Generally I allocate 10% to cash, and divide the rest among TIPS, high-yield corporate bonds (i.e., junk bonds) and international bonds. This is one area I know I need to focus on this year. I suspect I’ll transfer my high-yield corporate bond investments to either TIPS or a total bond fund, but I’ll address that issue in more detail later in this series. In making bond investments, two of the significant factors to consider are credit risk (i.e., the risk of default) and interest rate risk (i.e., the risk that interest rates will go up while you are holding a long term bond that’s earning a lower interest rate). Thus, long term bonds are generally riskier than short term bonds, and debt held by struggling companies or countries are generally riskier than debt held by financially secure companies or countries.

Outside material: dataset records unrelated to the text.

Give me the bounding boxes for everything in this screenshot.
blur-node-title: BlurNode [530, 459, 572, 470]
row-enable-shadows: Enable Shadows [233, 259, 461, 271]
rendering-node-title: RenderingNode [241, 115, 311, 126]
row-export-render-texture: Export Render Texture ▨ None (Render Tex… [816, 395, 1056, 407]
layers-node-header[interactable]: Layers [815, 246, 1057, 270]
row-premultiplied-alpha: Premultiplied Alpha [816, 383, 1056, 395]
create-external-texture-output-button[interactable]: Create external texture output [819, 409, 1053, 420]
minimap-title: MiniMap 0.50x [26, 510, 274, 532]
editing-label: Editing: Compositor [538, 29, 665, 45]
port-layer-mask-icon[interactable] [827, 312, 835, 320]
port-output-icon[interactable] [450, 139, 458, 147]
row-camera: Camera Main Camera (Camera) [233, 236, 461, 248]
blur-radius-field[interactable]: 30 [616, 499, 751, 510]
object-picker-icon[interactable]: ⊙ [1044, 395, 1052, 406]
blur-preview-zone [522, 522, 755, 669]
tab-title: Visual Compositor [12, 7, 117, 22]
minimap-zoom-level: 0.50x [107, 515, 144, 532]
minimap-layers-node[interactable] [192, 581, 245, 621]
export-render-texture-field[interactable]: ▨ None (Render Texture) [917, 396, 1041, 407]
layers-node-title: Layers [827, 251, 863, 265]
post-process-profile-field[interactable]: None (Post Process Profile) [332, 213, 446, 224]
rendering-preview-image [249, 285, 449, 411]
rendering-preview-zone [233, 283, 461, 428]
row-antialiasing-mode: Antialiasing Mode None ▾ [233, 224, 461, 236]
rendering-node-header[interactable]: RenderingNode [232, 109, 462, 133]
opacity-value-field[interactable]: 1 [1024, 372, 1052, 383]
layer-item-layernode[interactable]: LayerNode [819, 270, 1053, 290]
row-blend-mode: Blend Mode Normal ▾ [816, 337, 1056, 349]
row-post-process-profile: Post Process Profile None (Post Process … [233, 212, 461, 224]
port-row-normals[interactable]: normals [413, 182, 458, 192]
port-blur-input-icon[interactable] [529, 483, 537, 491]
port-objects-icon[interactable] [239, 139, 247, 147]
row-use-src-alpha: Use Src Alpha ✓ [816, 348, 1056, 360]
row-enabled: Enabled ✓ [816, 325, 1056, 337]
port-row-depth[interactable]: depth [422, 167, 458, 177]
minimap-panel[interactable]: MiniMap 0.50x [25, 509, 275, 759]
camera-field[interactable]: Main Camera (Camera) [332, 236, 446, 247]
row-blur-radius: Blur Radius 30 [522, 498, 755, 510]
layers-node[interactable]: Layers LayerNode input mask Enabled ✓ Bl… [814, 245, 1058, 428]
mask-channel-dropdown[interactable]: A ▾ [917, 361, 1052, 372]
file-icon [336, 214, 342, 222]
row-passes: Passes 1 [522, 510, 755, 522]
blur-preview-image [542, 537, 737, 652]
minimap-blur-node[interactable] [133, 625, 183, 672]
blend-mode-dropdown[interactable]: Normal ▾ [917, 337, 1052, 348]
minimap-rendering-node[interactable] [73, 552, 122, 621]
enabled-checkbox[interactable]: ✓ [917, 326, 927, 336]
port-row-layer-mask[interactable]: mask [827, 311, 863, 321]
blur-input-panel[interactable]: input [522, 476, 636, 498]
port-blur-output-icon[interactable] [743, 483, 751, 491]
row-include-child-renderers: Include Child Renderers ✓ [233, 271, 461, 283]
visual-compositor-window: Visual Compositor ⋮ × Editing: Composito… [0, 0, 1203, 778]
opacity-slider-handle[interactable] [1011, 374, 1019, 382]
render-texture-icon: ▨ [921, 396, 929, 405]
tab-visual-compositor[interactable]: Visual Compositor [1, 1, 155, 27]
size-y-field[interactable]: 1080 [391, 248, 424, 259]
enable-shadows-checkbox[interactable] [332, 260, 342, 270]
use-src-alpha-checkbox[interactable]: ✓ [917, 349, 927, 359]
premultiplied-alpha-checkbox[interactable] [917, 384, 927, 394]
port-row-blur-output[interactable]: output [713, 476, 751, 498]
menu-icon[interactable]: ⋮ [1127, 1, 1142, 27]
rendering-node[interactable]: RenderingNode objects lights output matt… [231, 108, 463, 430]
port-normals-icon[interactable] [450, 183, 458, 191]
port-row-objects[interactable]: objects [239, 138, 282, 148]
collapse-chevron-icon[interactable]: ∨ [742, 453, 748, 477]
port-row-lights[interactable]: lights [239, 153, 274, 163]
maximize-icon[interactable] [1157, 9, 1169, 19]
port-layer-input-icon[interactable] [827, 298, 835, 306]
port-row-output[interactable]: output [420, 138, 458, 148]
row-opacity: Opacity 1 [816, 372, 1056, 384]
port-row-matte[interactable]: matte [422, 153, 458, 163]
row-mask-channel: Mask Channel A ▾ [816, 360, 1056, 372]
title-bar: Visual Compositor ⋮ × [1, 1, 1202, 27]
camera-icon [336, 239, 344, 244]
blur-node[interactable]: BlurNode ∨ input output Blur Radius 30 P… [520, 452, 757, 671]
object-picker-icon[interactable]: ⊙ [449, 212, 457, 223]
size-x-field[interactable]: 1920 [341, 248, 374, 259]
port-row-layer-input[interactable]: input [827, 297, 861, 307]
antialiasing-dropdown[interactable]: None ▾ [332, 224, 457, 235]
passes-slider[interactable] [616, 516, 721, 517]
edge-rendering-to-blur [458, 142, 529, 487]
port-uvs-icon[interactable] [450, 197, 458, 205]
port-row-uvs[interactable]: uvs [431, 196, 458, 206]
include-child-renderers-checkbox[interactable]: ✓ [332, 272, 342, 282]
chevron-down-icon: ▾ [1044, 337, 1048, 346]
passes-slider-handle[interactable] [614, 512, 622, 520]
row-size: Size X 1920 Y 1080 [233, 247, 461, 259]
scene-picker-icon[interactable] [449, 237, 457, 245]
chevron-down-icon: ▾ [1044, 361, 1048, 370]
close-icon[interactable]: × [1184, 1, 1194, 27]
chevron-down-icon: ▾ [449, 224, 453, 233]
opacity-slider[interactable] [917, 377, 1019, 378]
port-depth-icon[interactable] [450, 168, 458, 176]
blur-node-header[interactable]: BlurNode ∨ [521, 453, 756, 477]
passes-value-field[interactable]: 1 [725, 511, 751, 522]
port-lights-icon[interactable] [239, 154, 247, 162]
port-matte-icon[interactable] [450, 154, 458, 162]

Here’s what my final asset allocation plan looks like at the moment:

 

assetallocationfinal.png 

 

As part of my investment portfolio’s annual tune-up, I look at whether I should make any changes to this asset allocation. Last year I increased the amount allocated toward bonds/cash from 20 to 30%. This year, I think I need to make further changes to my bond/cash allocation. Currently, I’ve invested a small percentage in high-yield corporate bond funds. These are bonds with companies that have low credit ratings. I’ve concluded that I simply don’t need to look for risky investments within my bond allocation. For that reason, I’ll be moving the high-yield bond fund over to either TIPS or a total bond market fund. I’ll discuss that in more detail tomorrow when we look at my actual investments as compared to this asset allocation plan. I am also keeping an eye on frontier markets, which I recently wrote about. Beyond that, no further changes are necessary to my plan this year. If it has been a long time since you’ve examined your asset allocation plan, however, you may need to make some more dramatic changes.

In the next article in this series, I’ll describe my actual investments and see how they measure up to my asset allocation plan.

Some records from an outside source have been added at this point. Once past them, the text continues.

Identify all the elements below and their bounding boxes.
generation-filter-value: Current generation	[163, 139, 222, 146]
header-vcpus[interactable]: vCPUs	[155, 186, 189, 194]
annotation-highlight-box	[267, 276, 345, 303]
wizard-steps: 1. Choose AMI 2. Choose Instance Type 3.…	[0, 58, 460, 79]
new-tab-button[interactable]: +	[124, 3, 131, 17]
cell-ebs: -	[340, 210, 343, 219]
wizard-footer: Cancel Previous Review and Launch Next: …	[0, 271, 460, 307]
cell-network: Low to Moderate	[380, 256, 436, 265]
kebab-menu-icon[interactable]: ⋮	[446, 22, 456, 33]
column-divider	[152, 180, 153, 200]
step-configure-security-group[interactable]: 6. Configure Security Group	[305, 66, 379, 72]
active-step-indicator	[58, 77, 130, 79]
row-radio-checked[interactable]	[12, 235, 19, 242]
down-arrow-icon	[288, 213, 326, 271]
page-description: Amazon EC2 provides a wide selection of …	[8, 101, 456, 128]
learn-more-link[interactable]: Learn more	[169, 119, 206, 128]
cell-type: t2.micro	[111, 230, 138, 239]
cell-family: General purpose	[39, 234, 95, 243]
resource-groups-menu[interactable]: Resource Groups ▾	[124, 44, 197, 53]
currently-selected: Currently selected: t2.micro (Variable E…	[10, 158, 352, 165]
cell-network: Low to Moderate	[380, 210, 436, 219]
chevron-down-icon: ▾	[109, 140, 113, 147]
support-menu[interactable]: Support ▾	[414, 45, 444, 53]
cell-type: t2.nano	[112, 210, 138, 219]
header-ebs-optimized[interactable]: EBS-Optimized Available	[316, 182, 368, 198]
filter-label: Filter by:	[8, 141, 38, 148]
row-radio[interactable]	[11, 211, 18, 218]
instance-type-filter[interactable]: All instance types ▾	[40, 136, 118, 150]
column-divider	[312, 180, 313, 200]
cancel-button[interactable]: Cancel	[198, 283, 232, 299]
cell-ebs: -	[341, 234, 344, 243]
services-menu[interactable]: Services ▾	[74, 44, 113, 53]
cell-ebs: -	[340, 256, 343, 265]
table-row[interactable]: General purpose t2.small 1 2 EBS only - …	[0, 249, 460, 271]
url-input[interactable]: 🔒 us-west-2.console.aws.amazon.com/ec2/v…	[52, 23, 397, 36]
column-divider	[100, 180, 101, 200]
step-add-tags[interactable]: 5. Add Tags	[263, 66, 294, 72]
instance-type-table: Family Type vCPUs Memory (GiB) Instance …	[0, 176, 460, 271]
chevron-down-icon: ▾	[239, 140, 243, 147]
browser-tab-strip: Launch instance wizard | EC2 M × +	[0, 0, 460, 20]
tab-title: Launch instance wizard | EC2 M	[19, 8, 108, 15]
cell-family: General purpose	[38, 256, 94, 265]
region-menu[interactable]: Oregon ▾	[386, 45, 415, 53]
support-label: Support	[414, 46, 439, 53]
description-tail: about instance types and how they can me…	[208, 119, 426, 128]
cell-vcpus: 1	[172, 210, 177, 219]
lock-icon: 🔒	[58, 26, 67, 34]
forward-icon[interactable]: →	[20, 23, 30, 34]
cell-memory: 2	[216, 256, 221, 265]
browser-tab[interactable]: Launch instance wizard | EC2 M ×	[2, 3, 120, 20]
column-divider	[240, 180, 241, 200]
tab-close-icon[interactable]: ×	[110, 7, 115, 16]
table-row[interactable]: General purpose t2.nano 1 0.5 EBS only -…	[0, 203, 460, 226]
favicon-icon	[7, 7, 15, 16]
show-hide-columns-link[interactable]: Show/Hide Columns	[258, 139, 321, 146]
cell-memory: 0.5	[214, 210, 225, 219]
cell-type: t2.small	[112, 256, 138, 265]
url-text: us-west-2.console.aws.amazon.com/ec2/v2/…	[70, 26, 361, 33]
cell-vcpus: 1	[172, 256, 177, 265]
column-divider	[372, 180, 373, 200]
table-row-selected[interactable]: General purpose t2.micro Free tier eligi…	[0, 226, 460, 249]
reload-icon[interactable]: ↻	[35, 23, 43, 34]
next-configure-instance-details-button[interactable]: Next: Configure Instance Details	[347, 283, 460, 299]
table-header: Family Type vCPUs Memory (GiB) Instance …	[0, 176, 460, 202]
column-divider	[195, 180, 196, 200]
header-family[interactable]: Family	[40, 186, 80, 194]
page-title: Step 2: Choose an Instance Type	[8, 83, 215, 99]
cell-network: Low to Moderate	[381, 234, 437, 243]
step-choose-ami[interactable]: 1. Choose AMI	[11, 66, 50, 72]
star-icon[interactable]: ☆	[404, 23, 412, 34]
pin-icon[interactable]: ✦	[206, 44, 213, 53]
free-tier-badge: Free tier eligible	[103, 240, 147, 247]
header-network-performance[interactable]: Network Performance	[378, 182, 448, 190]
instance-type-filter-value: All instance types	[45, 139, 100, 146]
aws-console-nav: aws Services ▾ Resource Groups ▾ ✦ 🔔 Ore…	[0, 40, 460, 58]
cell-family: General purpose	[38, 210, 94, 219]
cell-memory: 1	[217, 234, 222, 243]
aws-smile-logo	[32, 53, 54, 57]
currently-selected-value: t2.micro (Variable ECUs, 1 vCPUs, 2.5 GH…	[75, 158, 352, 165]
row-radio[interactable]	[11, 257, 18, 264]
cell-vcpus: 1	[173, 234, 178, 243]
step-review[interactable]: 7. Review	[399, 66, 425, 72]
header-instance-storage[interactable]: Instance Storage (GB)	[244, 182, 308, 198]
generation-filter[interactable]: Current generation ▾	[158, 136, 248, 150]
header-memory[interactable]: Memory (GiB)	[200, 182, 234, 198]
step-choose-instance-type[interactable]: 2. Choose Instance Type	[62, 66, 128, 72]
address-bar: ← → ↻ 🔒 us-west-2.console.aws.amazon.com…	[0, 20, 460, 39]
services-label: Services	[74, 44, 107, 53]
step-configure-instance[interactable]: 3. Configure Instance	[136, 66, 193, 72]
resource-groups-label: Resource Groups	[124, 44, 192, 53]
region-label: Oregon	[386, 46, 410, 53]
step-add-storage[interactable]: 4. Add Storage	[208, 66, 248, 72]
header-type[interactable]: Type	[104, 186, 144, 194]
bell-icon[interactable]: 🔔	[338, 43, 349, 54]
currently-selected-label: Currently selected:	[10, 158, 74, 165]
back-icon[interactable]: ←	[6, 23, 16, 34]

Published or Updated: March 30, 2012
About Rob Berger

Rob founded the Dough Roller in 2007. A litigation attorney in the securities industry, he lives in Northern Virginia with his wife, their two teenagers, and the family mascot, a shih tzu named Sophie.

Comments

  1. Honest Dollar says:

    Oooh … so pretty. An excellent (and attractive) reminder that I need to reexamine my asset allocation for 2008.

  2. Level 2 Quotes says:

    This should be the annual and quarterly self examine status. Just like when we need to have major medical checkup annually and minor quarterly check up.

    • DR says:

      Quarterly check-up is a good idea, too, although I tend to make most of my changes on an annual basis, with the exception of rebalancing. I rebalance as needed.